I could pump liquid through the eyes, fill of glitter. I could attach a lightweight fan and have it blow confetti around a translucent skull with a base shaped like a funnel.
I am going to use string, so I thought, instead of boring grommets, why not thread the bore and screw things onto the mask? I could use the screws and string to replace the beak with a mouth, or the translucent skull with a cityscape, a creature sitting atop my head, optic fiber and feathers, lights, whatever.
I snipped the ends off the glue bottle screw caps, carved two holes in the mask, and inserted the caps. Then I painted the entire mask with six more ounces of glue. A fitting is needed, so I wait for the glue to dry…
I did not wait. I began the beak and default headpiece. It’s getting easier to make this mask. I still have about two pounds of paper to cut.
I will use a pool noodle to build trusses for the snout, collar, and helmet within the mask. The fitting is going to determine what happens next. It’s not going to help me make friends, for example. Getting vaccinated will help me make friends.
Time is a luxury to spite my face
I scrapped the original nose. Napoleon! It was going to require a lot more work than was necessary. Welcome to Nose 2:
I began the undergirding of the mask. The slapdash collar merely conceals the neck. I used rolls of coupon sheets to cinch the mask tighter around the neck.
Th mask is too big. My head fits in it. The inside of the mask AND the headpiece is going to dominate the next two days. I have to build mounts for the beak. It actually hooks into the mask behind the ears, and will form a giant pincer around the mask. That way it is balanced.
Skull and Eyes
I wrapped seven balloons with papier mâché a few times, then cut the manifold. The shape was pyramidal, with two balloons resting unevenly atop a five-balloon raft. The eyes were two different sizes. No worries.
I cut two orange peel slices off the forward balloons. I then glued them to the eye plates. I cut the useless upper handle above the head stub to cut weight. I scored the forehead section vertically. I had to scoop some extraneous paper from the inside, get the balloon trash out. I felt like I was cleaning a pumpkin. Lastly, but not pictured, I cut a hole for the mounting post on the real skull.
Buttoned up, the forward lower globes hooded the eyes, while the orange slices formed the rear of the distended eye capsules.
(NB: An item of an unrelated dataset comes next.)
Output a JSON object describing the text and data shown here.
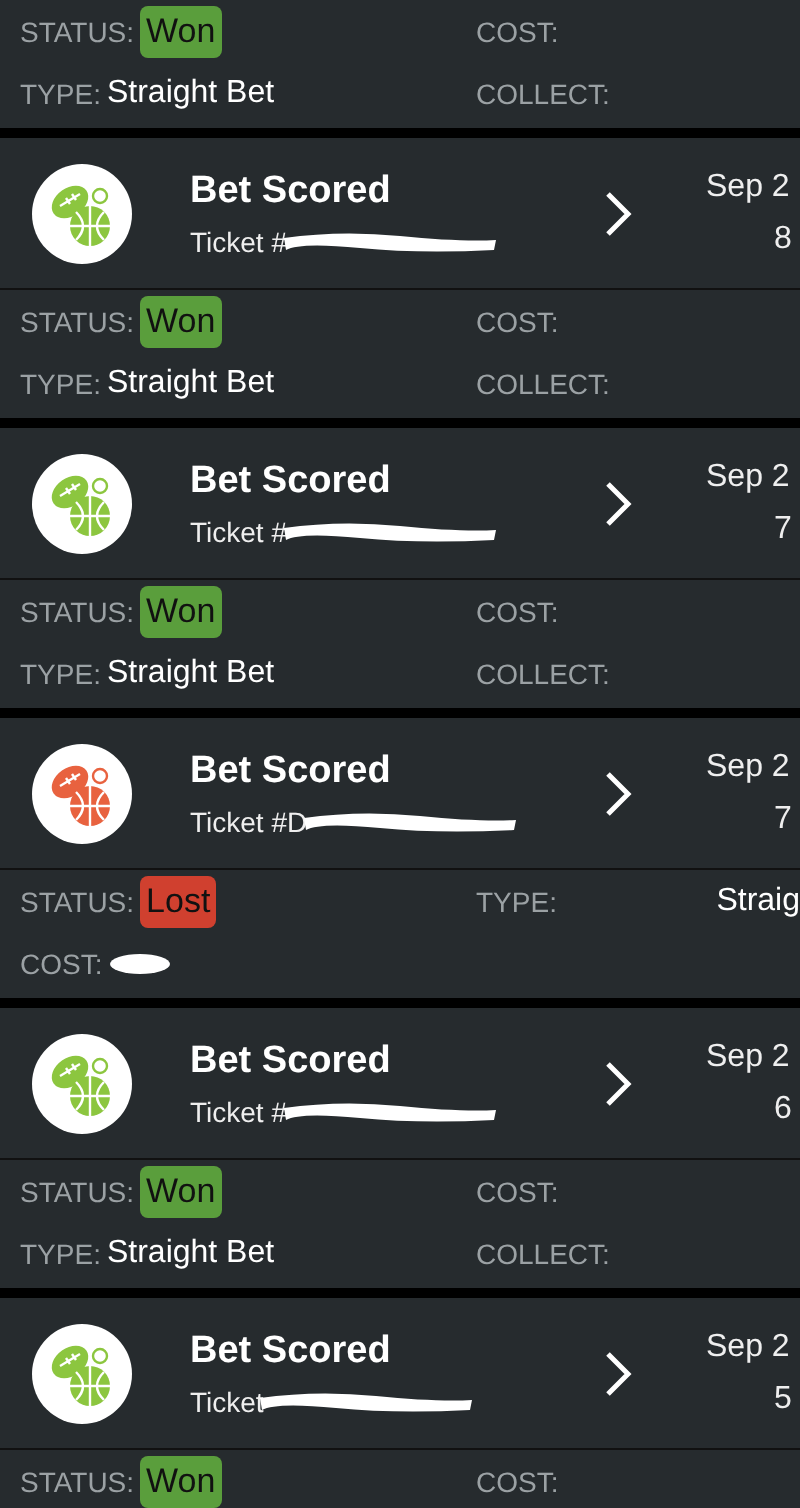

It was not quite snug, so I excavated from one of the awkward upper skull globes for a globe-like fit. . The imperfection was a single-point, load-bearing fastener, an opportunity for a hole, and that means room for wires or other junk I could use to jazz up the top of the head with lights or whatever. I look forward to lighting it up with a hundred LEDs. Cray.
The pictures of the mounted skull and eyes and stuff arrive after fresh glue dries. This is a week or so into the project and it is starting to feel like crossing the beautiful and majestic Alps by drunken elephant.
I guess I’m having a Close Encounters of the Third Kind sort of summer. Glorious. The final form will be smoother, sanded, gleaming, and the eyes will be animated somehow.
I need a counterweight for the eyes and beak, so I built a shelf to connect the beak by way of a laurel pincher. I will use a bit of chicken wire to reinforce the connections and for fashioning buttons for the front.
I am going to be looking out from the neck , so I am going to wrap the aperture in the throat in one-way magenta Mylar.